Successful applicant will enjoy baiting hooks, cleaning fish and will own boat and motor. Attach photo of boat and motor to application.

EVALUATION CRITERIA

Appraisal of training, education, experience, interests and personal hygiene. Also, applicants must attain a score of at least 75% on each phase of the examination process.

COMPETENCY AREAS

Please note the number of years of experience that yew possess in each of the following job related areas, as applicable. Include the number of years performing each competency in both a supervisory and non-supervisory capacity. Additionally, provide the name of the employer/agency where the experience was attained and how long yew worked there before yew got farred.

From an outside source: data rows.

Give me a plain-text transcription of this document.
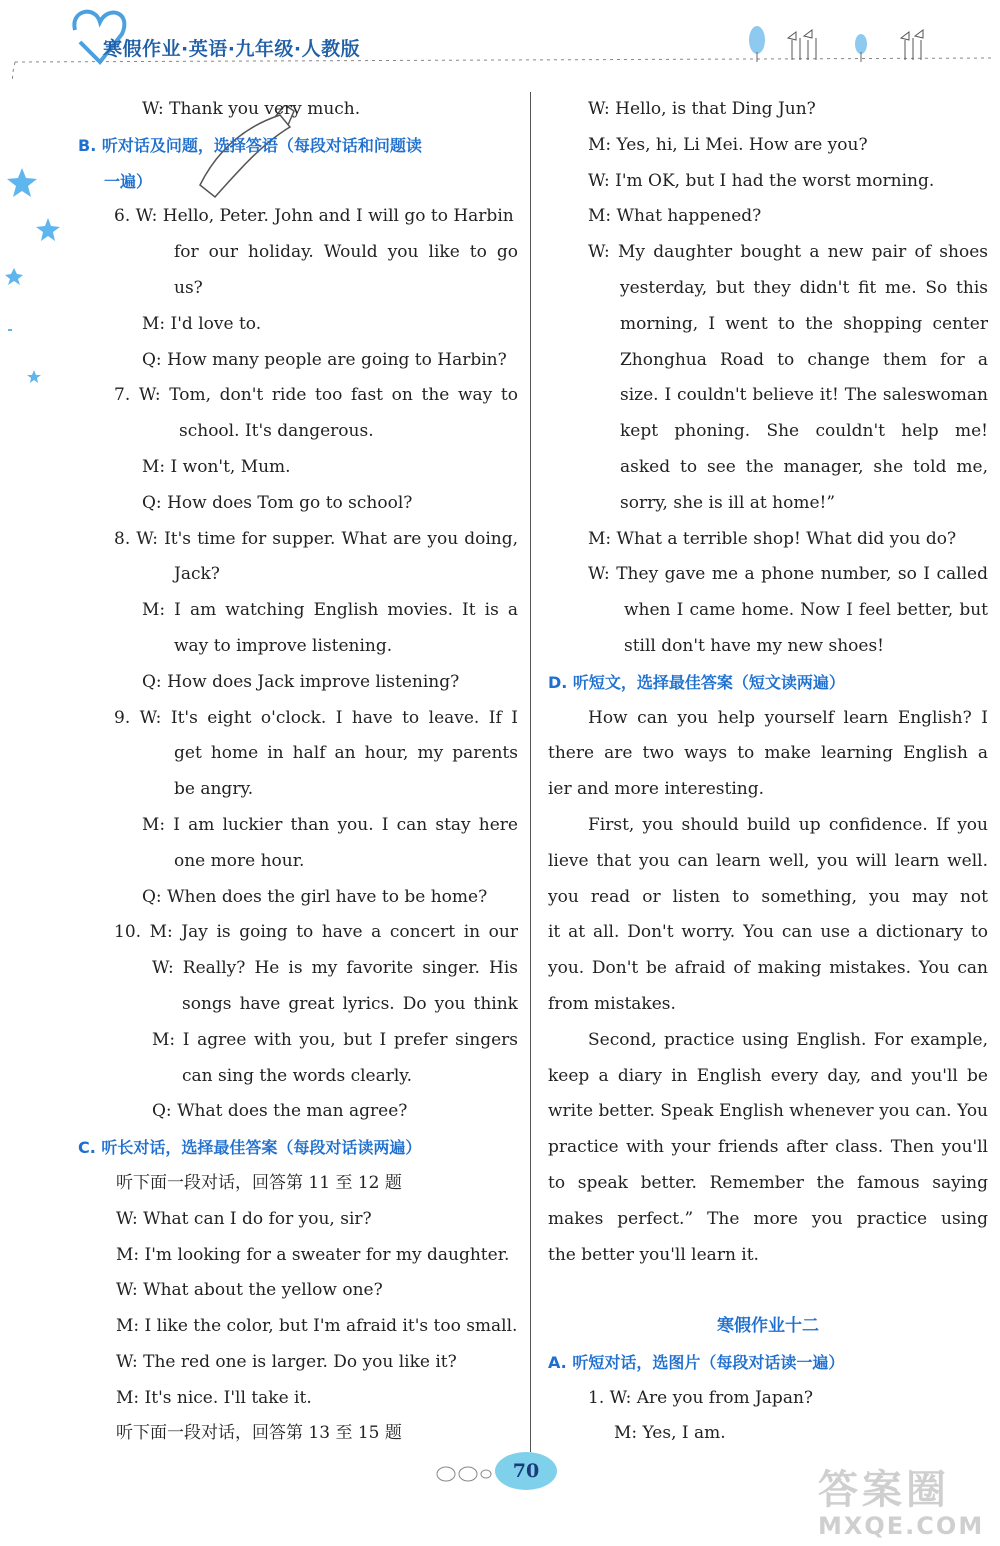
寒假作业·英语·九年级·人教版
W: Thank you very much.
B. 听对话及问题，选择答语（每段对话和问题读
一遍）
6. W: Hello, Peter. John and I will go to Harbin
for our holiday. Would you like to go
us?
M: I'd love to.
Q: How many people are going to Harbin?
7. W: Tom, don't ride too fast on the way to
school. It's dangerous.
M: I won't, Mum.
Q: How does Tom go to school?
8. W: It's time for supper. What are you doing,
Jack?
M: I am watching English movies. It is a
way to improve listening.
Q: How does Jack improve listening?
9. W: It's eight o'clock. I have to leave. If I
get home in half an hour, my parents
be angry.
M: I am luckier than you. I can stay here
one more hour.
Q: When does the girl have to be home?
10. M: Jay is going to have a concert in our
W: Really? He is my favorite singer. His
songs have great lyrics. Do you think
M: I agree with you, but I prefer singers
can sing the words clearly.
Q: What does the man agree?
C. 听长对话，选择最佳答案（每段对话读两遍）
听下面一段对话，回答第 11 至 12 题
W: What can I do for you, sir?
M: I'm looking for a sweater for my daughter.
W: What about the yellow one?
M: I like the color, but I'm afraid it's too small.
W: The red one is larger. Do you like it?
M: It's nice. I'll take it.
听下面一段对话，回答第 13 至 15 题
W: Hello, is that Ding Jun?
M: Yes, hi, Li Mei. How are you?
W: I'm OK, but I had the worst morning.
M: What happened?
W: My daughter bought a new pair of shoes
yesterday, but they didn't fit me. So this
morning, I went to the shopping center
Zhonghua Road to change them for a
size. I couldn't believe it! The saleswoman
kept phoning. She couldn't help me!
asked to see the manager, she told me,
sorry, she is ill at home!”
M: What a terrible shop! What did you do?
W: They gave me a phone number, so I called
when I came home. Now I feel better, but
still don't have my new shoes!
D. 听短文，选择最佳答案（短文读两遍）
How can you help yourself learn English? I
there are two ways to make learning English a
ier and more interesting.
First, you should build up confidence. If you
lieve that you can learn well, you will learn well.
you read or listen to something, you may not
it at all. Don't worry. You can use a dictionary to
you. Don't be afraid of making mistakes. You can
from mistakes.
Second, practice using English. For example,
keep a diary in English every day, and you'll be
write better. Speak English whenever you can. You
practice with your friends after class. Then you'll
to speak better. Remember the famous saying
makes perfect.” The more you practice using
the better you'll learn it.
寒假作业十二
A. 听短对话，选图片（每段对话读一遍）
1. W: Are you from Japan?
M: Yes, I am.
70	答案圈
MXQE.COM
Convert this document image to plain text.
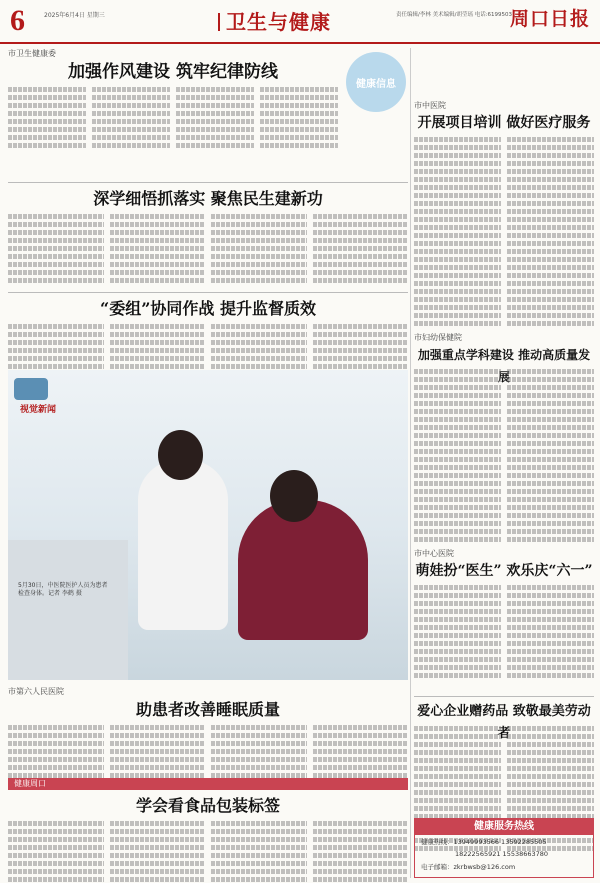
6	2025年6月4日 星期三	卫生与健康	责任编辑/李林 美术编辑/胡莹瑶 电话:6199503
周口日报
市卫生健康委
加强作风建设 筑牢纪律防线
健康信息
深学细悟抓落实 聚焦民生建新功
“委组”协同作战 提升监督质效
视觉新闻
5月30日，中医院医护人员为患者检查身体。记者 李鹤 摄
市第六人民医院
助患者改善睡眠质量
健康周口
学会看食品包装标签
市中医院
开展项目培训 做好医疗服务
市妇幼保健院
加强重点学科建设 推动高质量发展
市中心医院
萌娃扮“医生” 欢乐庆“六一”
爱心企业赠药品 致敬最美劳动者
健康服务热线
健康热线：13949993566 13592285505
18222565921 15538663780
电子邮箱：zkrbwsb@126.com
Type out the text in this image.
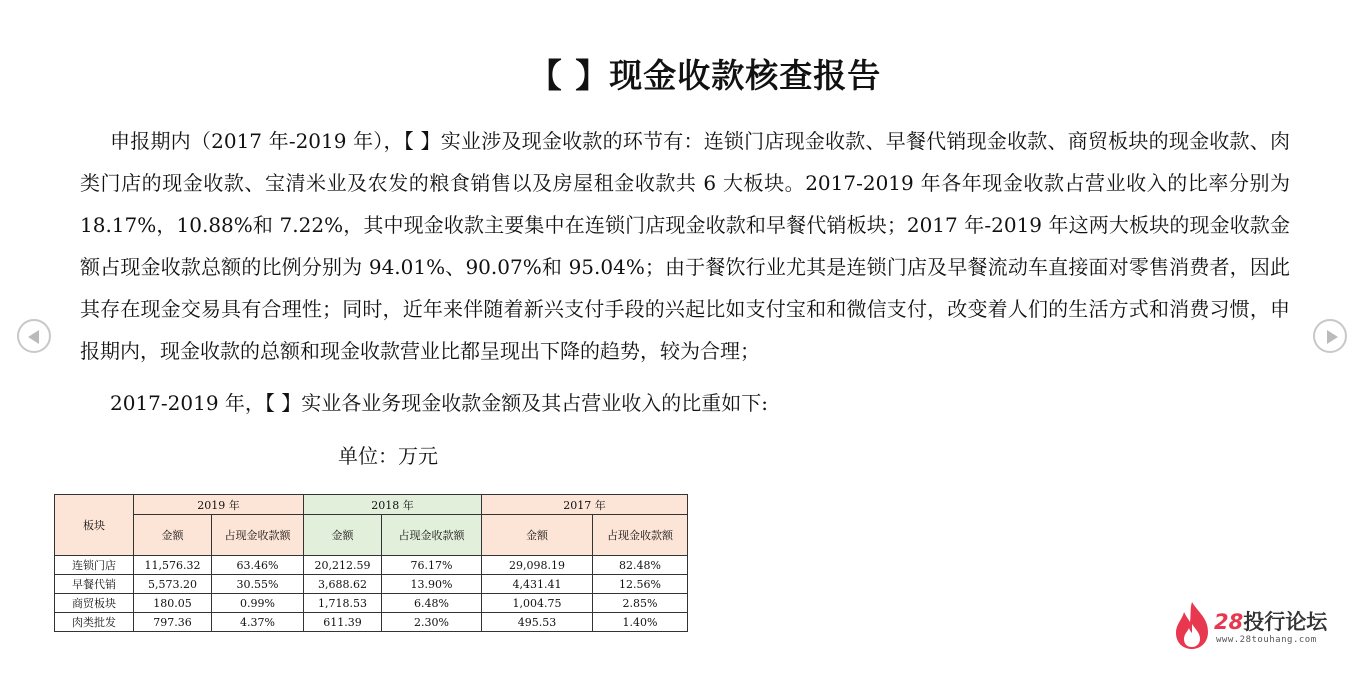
【 】现金收款核查报告

申报期内（2017 年-2019 年），【 】实业涉及现金收款的环节有：连锁门店现金收款、早餐代销现金收款、商贸板块的现金收款、肉类门店的现金收款、宝清米业及农发的粮食销售以及房屋租金收款共 6 大板块。2017-2019 年各年现金收款占营业收入的比率分别为 18.17%，10.88%和 7.22%，其中现金收款主要集中在连锁门店现金收款和早餐代销板块；2017 年-2019 年这两大板块的现金收款金额占现金收款总额的比例分别为 94.01%、90.07%和 95.04%；由于餐饮行业尤其是连锁门店及早餐流动车直接面对零售消费者，因此其存在现金交易具有合理性；同时，近年来伴随着新兴支付手段的兴起比如支付宝和和微信支付，改变着人们的生活方式和消费习惯，申报期内，现金收款的总额和现金收款营业比都呈现出下降的趋势，较为合理；

2017-2019 年，【 】实业各业务现金收款金额及其占营业收入的比重如下:

单位：万元
板块	2019 年		2018 年		2017 年	
	金额	占现金收款额	金额	占现金收款额	金额	占现金收款额
连锁门店	11,576.32	63.46%	20,212.59	76.17%	29,098.19	82.48%
早餐代销	5,573.20	30.55%	3,688.62	13.90%	4,431.41	12.56%
商贸板块	180.05	0.99%	1,718.53	6.48%	1,004.75	2.85%
肉类批发	797.36	4.37%	611.39	2.30%	495.53	1.40%	28投行论坛
www.28touhang.com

Competency Years of Experience

Please underline all of the following areas in which yew are competent:

Public Works, Contract Compliance Budget and Financial Managemint, Citizen Outreach, Human Resource Managemint, Staff Developmint, Workload Analysis Planning, Hiding Out in the Rest Room Reeding the Funny Papers, Administration of Engineering Consultants, Road Construction, Road Design, Road Maintenance, Transportation Planning, Traffic Engineering, Sanitary Landfill Operations, Hiding Out in the Break Room Reeding the Funny Papers, Sanitary Landfill Design, Sanitary Landfill Construction, Sanitary Landfill Closure

Now go back and CIRCLE all of the areas in which yew are incompetent. And now mark through any area that yew have no earthly idea what it means.

APPLICATION SUBMITTAL

Mail yore completed application and all required attachmints along with a check for $15 (make it out to "CASH") to the Personnel Director's PO Box. We also encourage that yew send in a "keep my application on top of the pile" check for $15 every month for a minimum of eight (8) years. Otherwise yore application goes straight into the round file.